The Problem
A team of data analysts working with Python and Pandas has ran into productivity issues with their data exploration tasks on important large datasets. The running time of analyses was in the order of minutes, which was unacceptable for interactive analysis.
The Analysis
Our analysis uncovered several technical difficulties that reduced the productivity of the team:
- Group-by with many groups led to memory stress in analysis jobs or to their failure.
- Custom aggregators in Python slowed down analyses.
- Inconsistent result types returned by Pandas, in particular scalar vs. series vs. dataframe, led to the team including inefficient data normalization code in their analyses.
The Solution
We provided tailored solutions to the common computational tasks that were responsible for the technical issues and reduced performance:
- Group-by operations were ported to NumPy, allowing for much faster processing with much fewer computational resources. The new functionality was wrapped in an interface similar to Pandas’, which reduced the effort of utilizing the functionality in existing analyses code.
- The set of custom aggregators was ported to Numba, simplifying the code and making it faster.

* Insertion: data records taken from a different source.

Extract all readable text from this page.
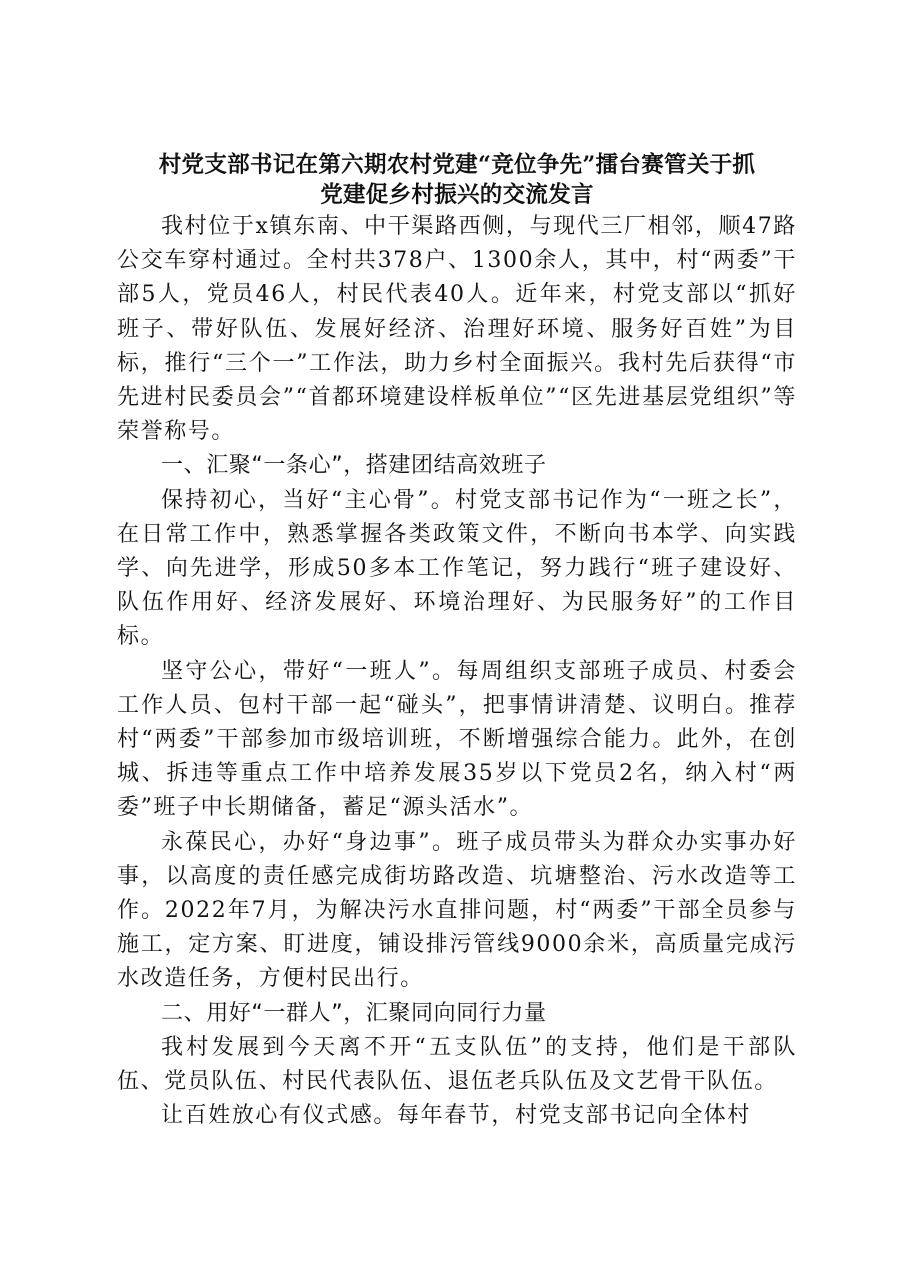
村党支部书记在第六期农村党建“竞位争先”擂台赛管关于抓
党建促乡村振兴的交流发言

我村位于x镇东南、中干渠路西侧，与现代三厂相邻，顺47路公交车穿村通过。全村共378户、1300余人，其中，村“两委”干部5人，党员46人，村民代表40人。近年来，村党支部以“抓好班子、带好队伍、发展好经济、治理好环境、服务好百姓”为目标，推行“三个一”工作法，助力乡村全面振兴。我村先后获得“市先进村民委员会”“首都环境建设样板单位”“区先进基层党组织”等荣誉称号。

一、汇聚“一条心”，搭建团结高效班子

保持初心，当好“主心骨”。村党支部书记作为“一班之长”，在日常工作中，熟悉掌握各类政策文件，不断向书本学、向实践学、向先进学，形成50多本工作笔记，努力践行“班子建设好、队伍作用好、经济发展好、环境治理好、为民服务好”的工作目标。

坚守公心，带好“一班人”。每周组织支部班子成员、村委会工作人员、包村干部一起“碰头”，把事情讲清楚、议明白。推荐村“两委”干部参加市级培训班，不断增强综合能力。此外，在创城、拆违等重点工作中培养发展35岁以下党员2名，纳入村“两委”班子中长期储备，蓄足“源头活水”。

永葆民心，办好“身边事”。班子成员带头为群众办实事办好事，以高度的责任感完成街坊路改造、坑塘整治、污水改造等工作。2022年7月，为解决污水直排问题，村“两委”干部全员参与施工，定方案、盯进度，铺设排污管线9000余米，高质量完成污水改造任务，方便村民出行。

二、用好“一群人”，汇聚同向同行力量

我村发展到今天离不开“五支队伍”的支持，他们是干部队伍、党员队伍、村民代表队伍、退伍老兵队伍及文艺骨干队伍。

让百姓放心有仪式感。每年春节，村党支部书记向全体村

The custom aggregators were packaged for easy integration into group-by operations, either using Pandas or using NumPy.
- Inefficient normalization code became unnecessary and was removed.
The Impact
The running time of analyses went down from minutes to seconds, enabling the team to conduct interactive analysis of their large datasets, and making them more productive. At the same time, only a small effort was needed to adapt existing analyses code to the new interface, which was similar to the original one.